自分は議会で彼らが話し合っているところを見たことはないが、議会で話された内容を直接、国王に申し出る貴族などは見たことがあった。
「まぁ、自分より偉い奴からそうしろって命令されたら、断れないだろうが……。賄賂とか渡されたら、従う奴は従うだろうなぁ」
レイクがのんびりと何でもなさそう言った。その場の皆の視線がレイクに集中する。
「え? 何だ? 俺、何か悪いこと言ったか?」
「レイク、あんた……」
ユアンも引き攣った表情で彼を見ている。
「え、だって、そうだろう? よくある話じゃねぇか。表向きには賄賂は禁止されているけど、やっている奴はやっているだろうし。特に貴族達なんて、自分の思い通りに物事進めるために金を握らせたりしているって聞くし」
「……そうか、そういうことだったのか」
レイクの話を聞いていたエリオスがふっと顔を上げる。それは真顔ではなく、怪訝な表情で深く眉を寄せ合っていた。
「だから、あの男は大金が必要になったんだな」
「え? それ、どういうことですか?」
「アイリスの結婚の話を早めたのは遺産を今すぐにでも手に入れたかったからで間違いはないだろう。だが、その大金の用途が分からなかった。……この話が全て一つに繋がっているとするなら、なぜ急にブルゴレッドが、大金が必要になったのかも理解できる」
「もしかして……」
ミレットも何かに気付いたようだ。
「もしかして、アイリスの持っている遺産を使って、議会を動かそうとしているってことですか?」
「えっ?」
「はぁ?」
ミレットの少し慌てたような声色にエリオスは軽く頷く。だが、その話を聞いても、どうも現実的に思えないのは何故だろうか。

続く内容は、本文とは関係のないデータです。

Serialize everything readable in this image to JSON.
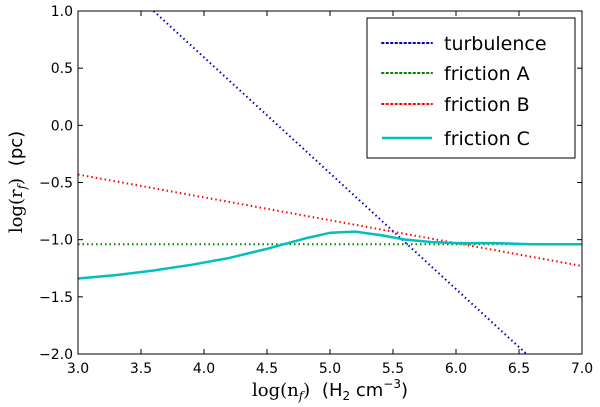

「アイリスにどれほどの遺産が遺されているのか分からないが、それでもあの男が欲しがる額なら、相当なのだろう。……奴は自分に縁のあるリベスブルク家に娘を養女にやり、そして更に関わりのある国王の義弟のオルティス公爵の息子に嫁がせようとしている」
あくまで仮定の話のはずだが、それでも今、ここにはミレットが用意してくれた膨大な情報とエリオスが知っているブルゴレッドの話、そして自分が持っている王族と貴族の関係性についての話が揃っている。
仮定とはいえ、ここまで出来過ぎている話は他にないだろう。
「そしてアイリスの遺産を使って、議会を動かし、国王及び、王子の退位を求めて――。自分の娘を未来の王子妃にしようとしている」
エリオスが話を全てまとめおわると、そこには沈黙が静かに流れていた。
誰もこの話を信じられないのだろう。情報を繋げ合わせた推測に過ぎない話だが、誰もそんなはずはないと言えなかった。
……アイリス。
それなら彼女はただ、貪欲な権力欲しさにブルゴレッドに利用されただけではないか。
幼い頃から自分の望まぬ話をブルゴレッドから延々と続けられ、そして彼女の意志に関係なく無理矢理に結婚を進められる。
それがどれ程、苦痛で鬱陶しいものだったのか、自分の想像では表現できない。
クロイドはぐっと爪が食い込むように手を握りしめる。
アイリスをこの権力と欲望が渦巻いた世界から救いたかった。彼女が望む未来を自分が支えたい。自分がずっと傍にいたい。誰にも譲れない。
そう思ってしまうのは、アイリスの気持ちを尊重していないことになるだろうか。